Eamon Keane: I’m sick of singletons being treated like lepers
Published 09/04/2014 | 18:15
ENOUGH already. On behalf of S.I.N.G.E. – that’s Singletons In Need of Good Experiences – I would like to cry halt to the disgraceful discrimination we suffer.
Brave single men and women are treated by the rest of society as if we were lepers, citizens who are about as useful as an IKEA Instruction Booklet, feckless types like Hugh Grant’s character in About A Boy.
S.I.N.G.E are mad because a survey from the UK last week claimed that we singletons are the most miserable bunch when it comes to being happy.
We are ranked behind couples, whom we are told have a much better life. Worse still, we are miles behind couples with children, according to the survey by insurance company RIAS.
This discrimination starts early. I remember in my teens there was a spell when most of my mates had girlfriends. When it came to graduation night, I was a real life living leper. Frantic calls were made to get me a girl.
We went to a party after the dinner and already the other real couples had sniffed out that we weren’t a couple. I slinked off into the night, an outcast at 17.
And so it continued. You grow older and your singleton status becomes more than just a romance issue. Your whole identity gets caught up in it.
Certain family members and friends look down on you with a smug pity. ‘Ah shure God love us he tries his best but...’
And it is worse for women. Don’t kid yourself about advances made by feminists. A chunk of our society still brands single women as failures. They are regarded as either mad careerists or batty spinsters.

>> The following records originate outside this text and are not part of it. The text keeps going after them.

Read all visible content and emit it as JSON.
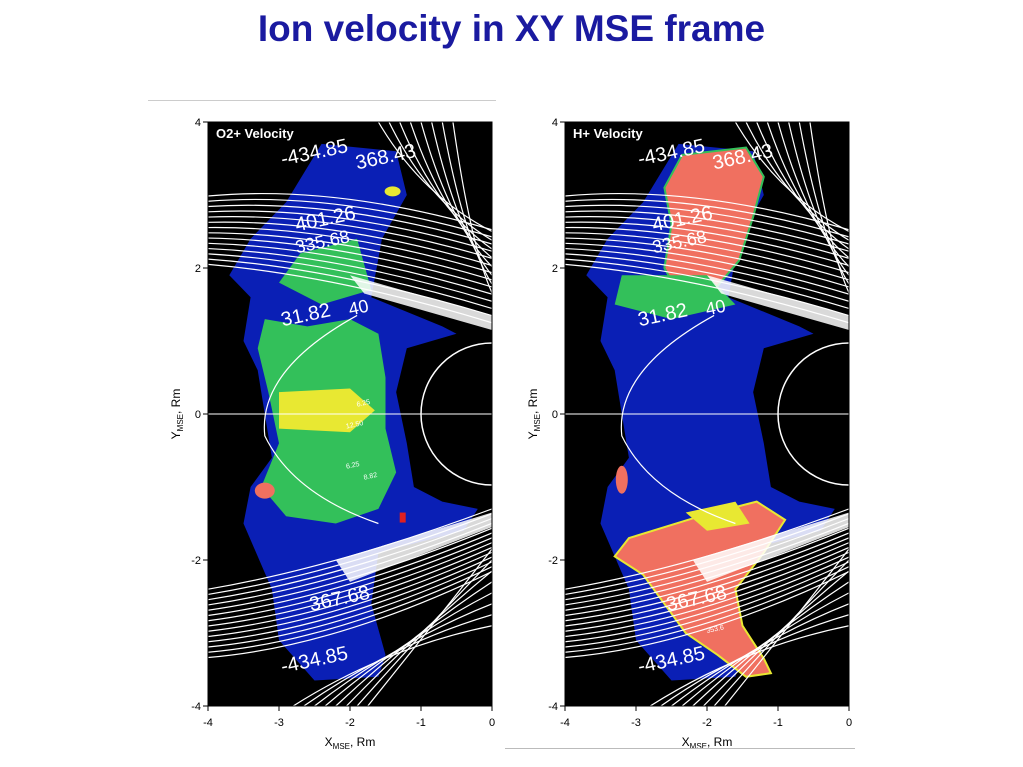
{
  "slide": {
    "title": "Ion velocity  in XY MSE frame"
  },
  "chart_data": [
    {
      "type": "heatmap",
      "panel_label": "O2+ Velocity",
      "xlabel": "X",
      "xlabel_sub": "MSE",
      "xlabel_unit": ", Rm",
      "ylabel": "Y",
      "ylabel_sub": "MSE",
      "ylabel_unit": ", Rm",
      "xlim": [
        -4,
        0
      ],
      "ylim": [
        -4,
        4
      ],
      "xticks": [
        -4,
        -3,
        -2,
        -1,
        0
      ],
      "yticks": [
        -4,
        -2,
        0,
        2,
        4
      ],
      "contour_labels": [
        "-434.85",
        "368.43",
        "401.26",
        "335.68",
        "31.82",
        "40",
        "6.25",
        "12.50",
        "8.82",
        "6.25",
        "367.68",
        "-434.85"
      ],
      "colors": {
        "background": "#000000",
        "low": "#0a1fb5",
        "mid_low": "#2a8fe0",
        "mid": "#33c05a",
        "mid_high": "#e8e832",
        "high": "#f07060",
        "lines": "#ffffff"
      }
    },
    {
      "type": "heatmap",
      "panel_label": "H+ Velocity",
      "xlabel": "X",
      "xlabel_sub": "MSE",
      "xlabel_unit": ", Rm",
      "ylabel": "Y",
      "ylabel_sub": "MSE",
      "ylabel_unit": ", Rm",
      "xlim": [
        -4,
        0
      ],
      "ylim": [
        -4,
        4
      ],
      "xticks": [
        -4,
        -3,
        -2,
        -1,
        0
      ],
      "yticks": [
        -4,
        -2,
        0,
        2,
        4
      ],
      "contour_labels": [
        "-434.85",
        "368.43",
        "401.26",
        "335.68",
        "31.82",
        "40",
        "367.68",
        "353.6",
        "-434.85"
      ],
      "colors": {
        "background": "#000000",
        "low": "#0a1fb5",
        "mid_low": "#2a8fe0",
        "mid": "#33c05a",
        "mid_high": "#e8e832",
        "high": "#f07060",
        "lines": "#ffffff"
      }
    }
  ]
}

It gets so bad that the smug coupled even make up excuses for our singleton ‘disease.’ One of the most common ones is: ‘he/she must be gay or lesbian’. This is particularly popular in rural towns whose inhabitants first discovered that homosexuality existed around 2005.
Some parents want nothing more than for their kids to continue the blood line. They cannot accept singleton ‘failure’.
They love the sons and daughters who can produce a couple of sprogs. I guess it does mean there is less likelihood of you nesting in their house into your 30s if you are married with children.
Historically one reason trotted out for being single was that you were actually going for the priesthood or into a nunnery. Obviously this is dying out. It has lately been replaced by the excuse that you are going into politics and hence cannot get married.
I suppose only a singleton could navigate the destructive effects of late night working sessions in the Dail bar on relationships.
S.I.N.G.E. would also like to highlight the fact that we singletons are financially discriminated against. Married people pay less tax. Plus they work less, availing of months and months of maternity leave and something else called ‘paternity leave’ (whatever that is).
Want to go on holidays? The pernicious ‘single supplement’ means you will pay more. And what about weddings? We singletons are herded into a table in a distant corner of the room, corralled like cattle waiting for the slaughter.
The wedding planner’s main goal is that singletons should pair up by 2am, just as the band finishes playing ‘Wonderful Tonight’. We will then be accepted into the glorious Coven of Coupledom.
Enough of this. S.I.N.G.E. mean business. United we stand (well, until we feel a bit tied down by the whole thing).
We’re holding our first public meeting tonight in the back bar of Copper Face Jacks – well you never know do you?